Le cas le plus emblématique est celui de Bragon, dans la Quête de l’Oiseau du Temps, qui, pour la belle chevelure rousse de la princesse sorcière, va repartir sur les chemins. En quatre tomes, la Quête de l’oiseau du Temps de Loisel et Le Tendre reste l’une des références francophones en matière d’heroic-fantasy. A noter que depuis les années 2000, ils ont lancé un nouveau cycle “Avant la quête”, qui relate l’histoire de Bragon jeune. Toujours en heroic-fantasy, même si on s’éloigne un peu de la BD, dans le livre illustré Le dernier Héros de Terry Pratchett, Cohen le Barbare va défier les dieux. Agé de plus de cent ans, il évolue dans un monde qui connait son siècle de la Roussette (équivalent de notre siècle des Lumières) et qui n’a plus besoin de vieux héros fatigués comme lui. Pourtant, jusqu’au bout, sur un mode très comique, lui et ses camarades entretiennent les vieilles traditions: violer, piller, torturer, ravager des villes. A lire aussi absolument le roman Les Tribuations d’un mage en Aurient où, avec la horde d’Argent, il deviendra Gengis Cohen…

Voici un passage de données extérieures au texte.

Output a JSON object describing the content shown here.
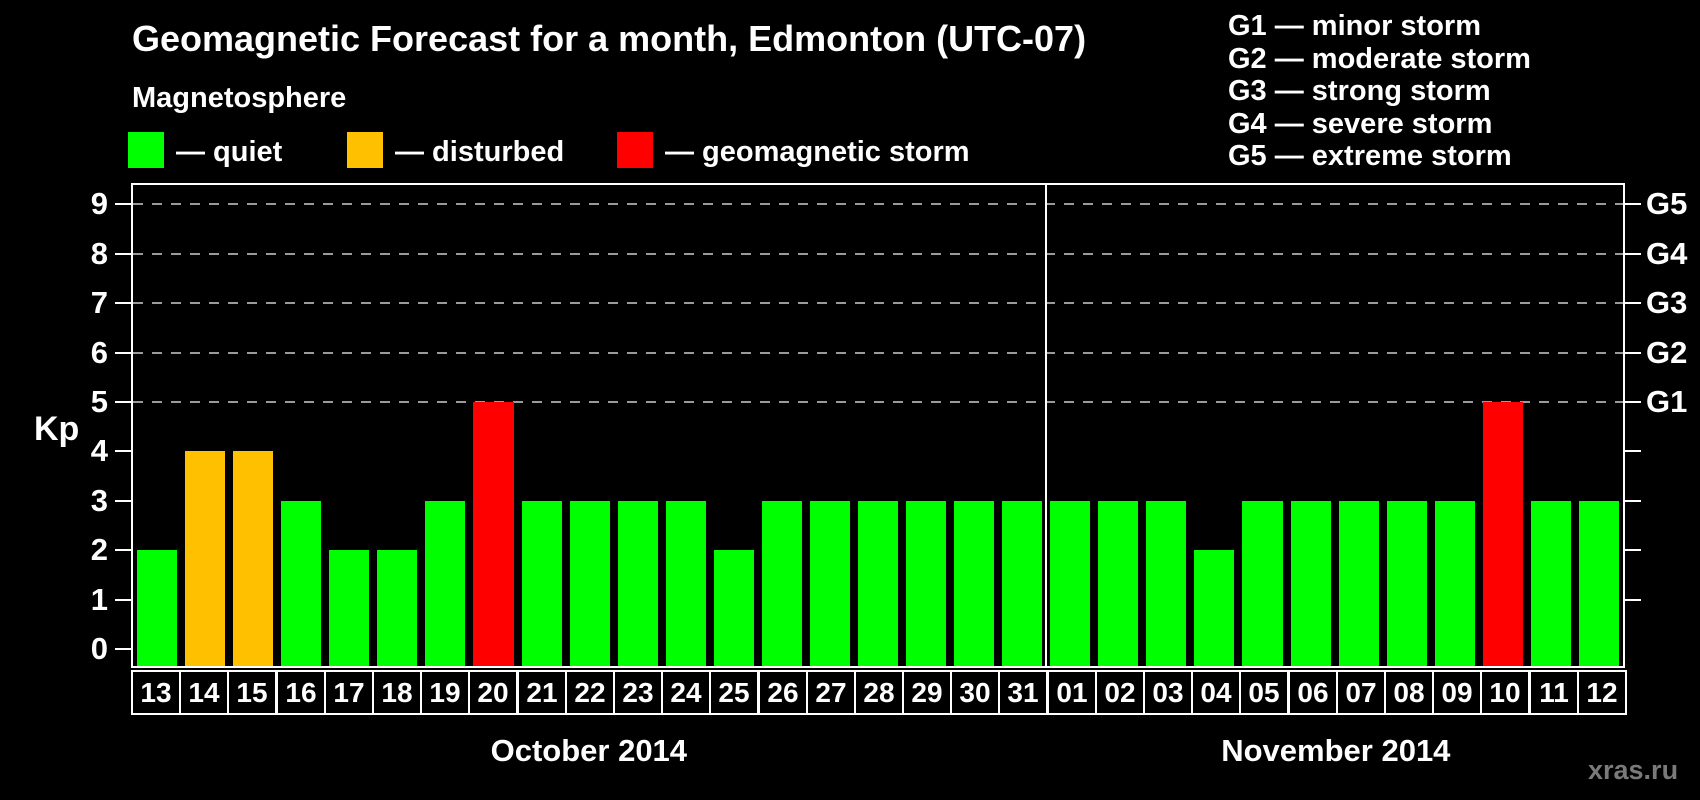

Pas besoin de vivre dans le petit monde des elfes pour être un héros fatigué. Plus près de chez nous, la BD Nic Oumouk de Larcenet met en scène un jeune gars de banlieue. L’un de ses adversaires/amis se nomme Edukator, un ancien prof qui le soir se déguise en super-héros pour corriger les jeunes délinquants. Mais pas corriger au sens de Pascal de Grand-Frère. Non, quand Nic Omouk est en train de taguer un mur, Edukator surgit par derrière non pas pour l’en empêcher, mais pour lui corriger ses fautes. Et puis n’oublions pas que comme toute rock star qui se respecte, Lucien continue de jouer malgré ses cheveux blancs.

Super-héros mités

Avouons-le, un vieux c’est bien, mais un vieux déguisé en super-héros, c’est mieux. Il n’est ainsi pas rare de voir des artistes s’amusant à vieillir nos super-héros traditionnels. Tout de suite, ils sont donc moins crédibles, comme dans cette série de Donald Soffritti :


D’autres images ici.

Parfois, les super-héros vieillissent aussi dans des comics très sérieux, comme le célébrissime Watchmen. Sans revenir longuement sur l’histoire, elle met en scène les Vigilants qui, après une période faste où ils ont protégé le peuple, se sont vus stigmatisés, puis interdits. Âgés, ils reviennent finalement un à un aux affaires. Enjeu: leur propre survie. Oser vieillir les super-héros n’est pas anodin. C’est pratiquement systématiquement associé à une certaine idée de la décadence. Si le super-héros doit retourner au boulot, c’est que le monde/ l’Amérique ne fonctionne plus correctement. La société a échoué, elle est en déclin et, dans la plupart des cas, ils ne peuvent qu’accompagner cette chute.

Finalement, c’est un peu à l’image de ce qui nous arrive en ce moment, non? Refaire travailler les vieux, jusqu’au bout, pour accompagner le long déclin de notre civilisation… Les costumes fluos en moins.